Summer is almost here, which means it’s time to put together a reading list of books for an afternoon on the beach or a flight to Europe. So why not take this opportunity to read up on personal finance?
The New York Times recently profiled two books aimed at helping you make smart financial decisions. The first, The M Word: The Money Talk Every Family Needs to Have About Wealth and their Financial Future, by Lori R. Sackler, acknowledges that addressing issues such as excess spending and how to divide your estate can be challenging.
To help you avoid the awkwardness, The M Word first tries to put you in the right frame of mind. For instance, the book points out that just about every major life event – such as marriage, having children or getting a new job – affects your finances. And it confirms that, yes, family money discussions do indeed have psychological and emotional components.
When you’re about to have a finance talk, the book coaches you on being prepared: have a goal and an agenda and know who is most likely to get upset.
Being able to discuss money matters with your family will make it much easier to pursue the goal highlighted in the second book featured by The Times: Financial Independence (Getting to Point X): An Advisor’s Guide to Comprehensive Wealth Management, by John J. Vento. Point X defines financial independence as the point where you can live your chosen lifestyle off of investments and savings – and not a paycheck.
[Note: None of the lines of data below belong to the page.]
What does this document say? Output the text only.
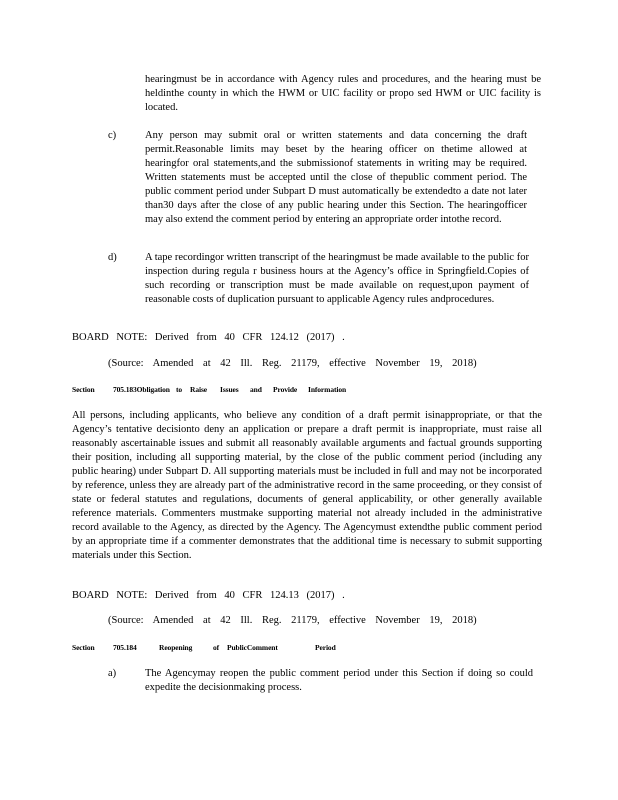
hearingmust be in accordance with Agency rules and procedures, and the hearing must be heldinthe county in which the HWM or UIC facility or propo sed HWM or UIC facility is located.

c)	Any person may submit oral or written statements and data concerning the draft permit.Reasonable limits may beset by the hearing officer on thetime allowed at hearingfor oral statements,and the submissionof statements in writing may be required. Written statements must be accepted until the close of thepublic comment period. The public comment period under Subpart D must automatically be extendedto a date not later than30 days after the close of any public hearing under this Section. The hearingofficer may also extend the comment period by entering an appropriate order intothe record.

d)	A tape recordingor written transcript of the hearingmust be made available to the public for inspection during regula r business hours at the Agency’s office in Springfield.Copies of such recording or transcription must be made available on request,upon payment of reasonable costs of duplication pursuant to applicable Agency rules andprocedures.

BOARD NOTE: Derived from 40 CFR 124.12 (2017) .

(Source: Amended at 42 Ill. Reg. 21179, effective November 19, 2018)

Section 705.183Obligation to Raise Issues and Provide Information

All persons, including applicants, who believe any condition of a draft permit isinappropriate, or that the Agency’s tentative decisionto deny an application or prepare a draft permit is inappropriate, must raise all reasonably ascertainable issues and submit all reasonably available arguments and factual grounds supporting their position, including all supporting material, by the close of the public comment period (including any public hearing) under Subpart D. All supporting materials must be included in full and may not be incorporated by reference, unless they are already part of the administrative record in the same proceeding, or they consist of state or federal statutes and regulations, documents of general applicability, or other generally available reference materials. Commenters mustmake supporting material not already included in the administrative record available to the Agency, as directed by the Agency. The Agencymust extendthe public comment period by an appropriate time if a commenter demonstrates that the additional time is necessary to submit supporting materials under this Section.

BOARD NOTE: Derived from 40 CFR 124.13 (2017) .

(Source: Amended at 42 Ill. Reg. 21179, effective November 19, 2018)

Section 705.184	Reopening	of PublicComment	Period
a)	The Agencymay reopen the public comment period under this Section if doing so could expedite the decisionmaking process.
The book urges you to achieve independence via a very common sense approach: maximize your income and minimize your outlay. It even suggests a number of ways to achieve both.
So if you’re looking for some personal-finance enlightenment while you’re traveling this summer, you may want to pack one or both of these books.
How do you prepare for family talks on money matters? What do you think is the best strategy to achieve financial independence?